Food Safety and Nutrition
The task of ensuring food safety is complex—food safety hazards can arise at any stage of the food chain, beginning with primary production through distribution to consumption.1 An increase in carbon dioxide levels, climate change, and climate variability all have the potential to increase the prevalence of some food-borne illnesses and affect availability of nutritious foods, particularly in countries with low adaptive capacity.

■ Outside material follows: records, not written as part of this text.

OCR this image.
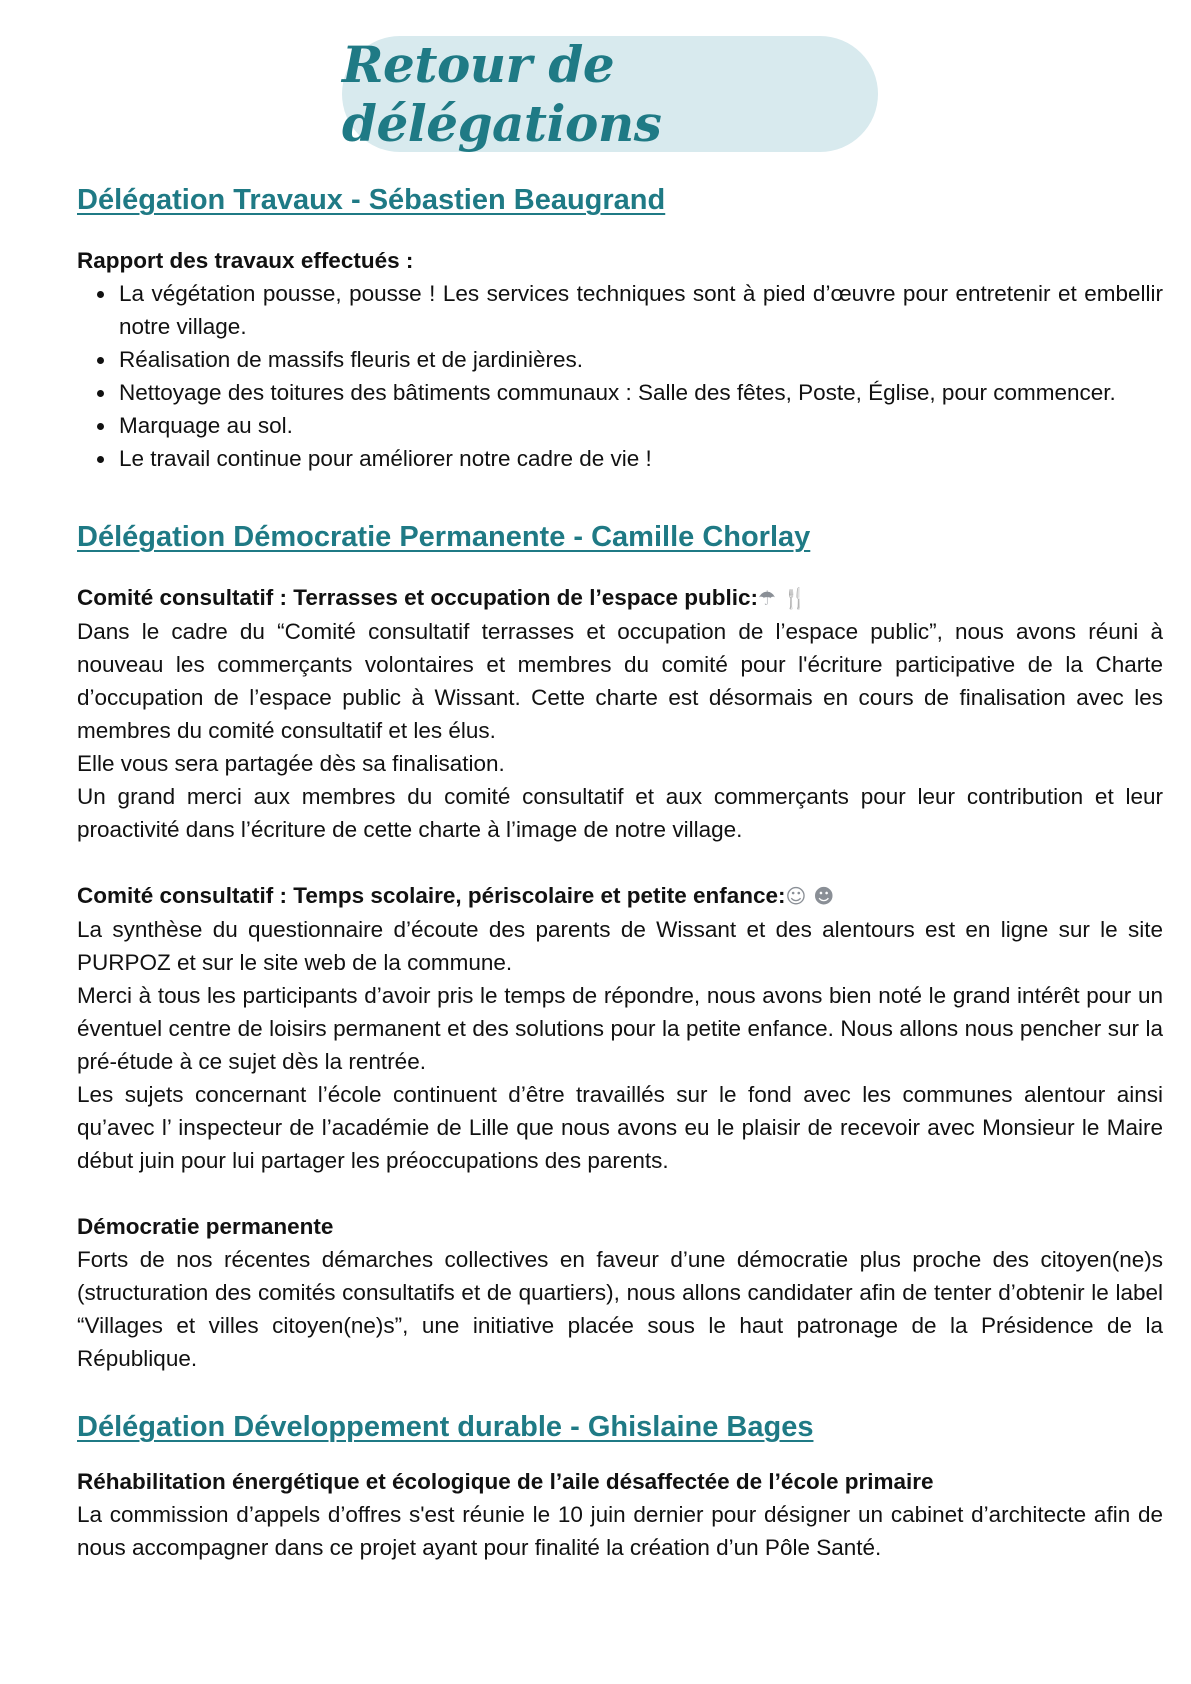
Retour de délégations
Délégation Travaux - Sébastien Beaugrand

Rapport des travaux effectués :

• La végétation pousse, pousse ! Les services techniques sont à pied d’œuvre pour entretenir et embellir notre village.
• Réalisation de massifs fleuris et de jardinières.
• Nettoyage des toitures des bâtiments communaux : Salle des fêtes, Poste, Église, pour commencer.
• Marquage au sol.
• Le travail continue pour améliorer notre cadre de vie !
Délégation Démocratie Permanente - Camille Chorlay

Comité consultatif : Terrasses et occupation de l’espace public:☂ 🍴

Dans le cadre du “Comité consultatif terrasses et occupation de l’espace public”, nous avons réuni à nouveau les commerçants volontaires et membres du comité pour l'écriture participative de la Charte d’occupation de l’espace public à Wissant. Cette charte est désormais en cours de finalisation avec les membres du comité consultatif et les élus.

Elle vous sera partagée dès sa finalisation.

Un grand merci aux membres du comité consultatif et aux commerçants pour leur contribution et leur proactivité dans l’écriture de cette charte à l’image de notre village.

Comité consultatif : Temps scolaire, périscolaire et petite enfance:☺ ☻

La synthèse du questionnaire d’écoute des parents de Wissant et des alentours est en ligne sur le site PURPOZ et sur le site web de la commune.

Merci à tous les participants d’avoir pris le temps de répondre, nous avons bien noté le grand intérêt pour un éventuel centre de loisirs permanent et des solutions pour la petite enfance. Nous allons nous pencher sur la pré-étude à ce sujet dès la rentrée.

Les sujets concernant l’école continuent d’être travaillés sur le fond avec les communes alentour ainsi qu’avec l’ inspecteur de l’académie de Lille que nous avons eu le plaisir de recevoir avec Monsieur le Maire début juin pour lui partager les préoccupations des parents.

Démocratie permanente

Forts de nos récentes démarches collectives en faveur d’une démocratie plus proche des citoyen(ne)s (structuration des comités consultatifs et de quartiers), nous allons candidater afin de tenter d’obtenir le label “Villages et villes citoyen(ne)s”, une initiative placée sous le haut patronage de la Présidence de la République.

Délégation Développement durable - Ghislaine Bages

Réhabilitation énergétique et écologique de l’aile désaffectée de l’école primaire

La commission d’appels d’offres s'est réunie le 10 juin dernier pour désigner un cabinet d’architecte afin de nous accompagner dans ce projet ayant pour finalité la création d’un Pôle Santé.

A warming climate and changes in precipitation patterns have an impact on the occurrence patterns of food-borne illnesses caused by bacteria, viruses, parasites, and fungi.1,2 Aflatoxins, which can suppress the immune system, cause cancer, and lead to death, are produced by fungi that can colonize grains and groundnuts under warm, moist conditions or after crops have undergone drought stress. Warmer, moister conditions or severe droughts may limit where crops can be grown without risking aflatoxin contamination.3
Extreme weather events also have implications for food safety. Runoff following heavy precipitation or damage to infrastructure can lead to contamination of soil, water, and animal feed with chemicals and other hazardous substances coming from impacted sewage, agriculture, and industrial settings.2
Rising sea surface temperatures, climate change-related ocean acidification, and ocean salinity changes from changing precipitation patterns affect the biochemical properties of seawater. In turn, these physical changes can alter patterns of occurrence of pathogenic bacteria, harmful algal blooms, and contaminants in fish and shellfish.2
Climate and weather may also indirectly affect food safety by increasing pest pressure, which in turn could lead to an increase in the use of veterinary drugs, herbicides and pesticides. Temperature and precipitation may also lead to changes in how effective those products are, the methods of application, and how residues are transported in soils and water.4
Climate change and atmospheric carbon dioxide will affect nutrition directly through the micronutrient content of plants. Experiments in the United States and China have shown that, in non-leguminous grain crops, protein and mineral content such as iron and zinc are substantially reduced when carbon dioxide concentrations reach levels that are likely to occur by mid-century.5
Climate change will affect nutrition indirectly through its effects on the production and distribution of food which, in turn, will affect food prices and food security. See International Food Security for a longer discussion.
- 1. a. b. Jaykus, L.A., M. Woolridge, J.M. Frank, M. Miraglia, A. McQuatters-Gollop, and C. Tirado, 2008: Climate Change: Implications for Food Safety, Food and Agriculture Organization of the United Nations, 49 pp.
- 2. a. b. c. Tirado, M.C., R. Clarke, L.A. Jaykus, A. McQuatters-Gollop, and J.M. Frank, 2010: Climate change and food safety: A review. Food Res. Int., 43, 1745-1765. doi:10.1016/j.foodres.2010.07.003.
- 3. Cotty, P.J., and R. Jaime-Garcia, 2007: Influences of climate on aflatoxin producing fungi and aflatoxin contamination. International Journal of Food Microbiology, 119, 109–115.
- 4. Miraglia, M., H.J.P. Marvin, G.A. Kleter, P. Battilani, C. Brera, E. Coni, F. Cubadda, L. Croci, B. De Santis, S. Dekkers, L. Filippi, R.W.A. Hutjes, M.Y. Noordam, M. Pisante, G. Piva, A. Prandini, L. Toti, G.J. van den Born, and A. Vespermann, 2009: Climate change and food safety: an emerging issue with special focus on Europe. Food and Chemical Toxicology, 47, 1009–1021.
- 5. Nelson, G.C., 2014: Advancing Global Food Security in the Face of a Changing Climate, Chicago Council on Global Affairs, 116 pp.